Soon, the Toynbee Tiles would be everywhere, jealously sought out by self-ordained experts and journalists alike.
The Message Spreads: Everywhere, the 2000s
By 2011, amateur Toynbee Tile enthusiasts had found tiles in Cleveland, Cincinnati, Pittsburgh, and St. Louis. However, sometimes the message changed. One notable tile told readers, “You must make and glue tiles…You as media is” [sic]. Plenty of copycats took the original artist up on that advice.
Philadelphia punk rocker Justin Duerr is one of the foremost chroniclers of the Toynbee Tile phenomenon. He began researching the phenomenon in 2005, and he claims to have made the most valuable discovery in the field: a freshly laid tile, covered in tar paper.
This discovery allowed Duerr to formulate a compelling theory of the original artist’s technique. Duerr theorizes that the artist makes the tiles, covers the surface in tar paper, and drops them into the street—perhaps through a hole in a vehicle’s floor.
The tar paper renders the tile invisible to passing drivers. As hundreds and thousands of cars run over the piece, they drive it deeply into the asphalt. By the time the tar paper wears away completely, the tile has become part of the road itself.
The Artist Discovered? Celluloid, 2011
Researchers into the Toynbee Tiles formed an unofficial underground club over the years. They didn’t have meetings, and they didn’t collect dues, but they posted online to various forums. People found and reported hundreds of the pieces scattered all over the United States (as well as at least three in South America.)
In 2011, filmmaker Jon Foy released a documentary that brought the Toynbee Tiles and their followers into mainstream recognition. The film, Resurrect Dead: The Mystery of the Toynbee Tiles, won a Directing Award for Foy at the 2011 Sundance Film Festival.

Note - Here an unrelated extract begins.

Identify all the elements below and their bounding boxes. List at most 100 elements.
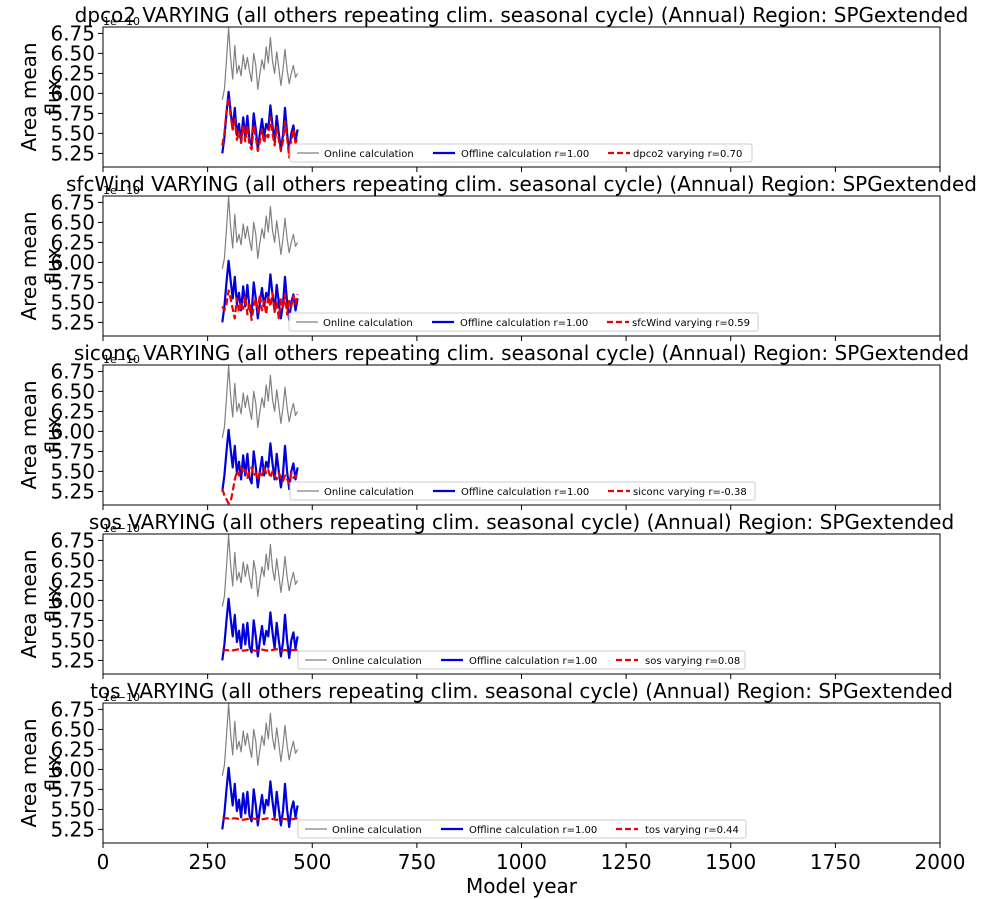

More importantly, Foy and his subjects (including Duerr) claim to have uncovered the identity of the original artist. Duerr believes that a peculiar Philadelphia resident named Severino “Sevy” Verna is the man behind the phenomenon.
Verna’s neighbors provide the smoking gun, telling the filmmakers that Verna’s car doesn’t have floorboards. This fit with Duerr’s theory of how the artist could lay tiles, unseen, in the middle of busy intersections by dropping them through a hole in the floor of a car. Verna used the name James Morasco as an alias, the investigators suggest.
Meanwhile, Back in St. Louis
The 2009 theft of an original Toynbee Tile from the street in St. Louis is part of a developing trend.
Foy’s documentary shined a spotlight on the street art, and thieves came running. Some assume the tiles will be worth lots of money one day. Others delude themselves into thinking that they’re “protecting” priceless works of art (and, indeed, many of the tiles have been paved over by indifferent city streets departments.)
In St. Louis, two Toynbee Tiles were paved over in 2009. The thief we’ve discussed made off with another. According to the St. Louis Post-Dispatch, there is just one Toynbee Tile left in the city’s downtown area. (It’s at Market and Eighth streets for curious explorers). For now, at least, the mystery persists.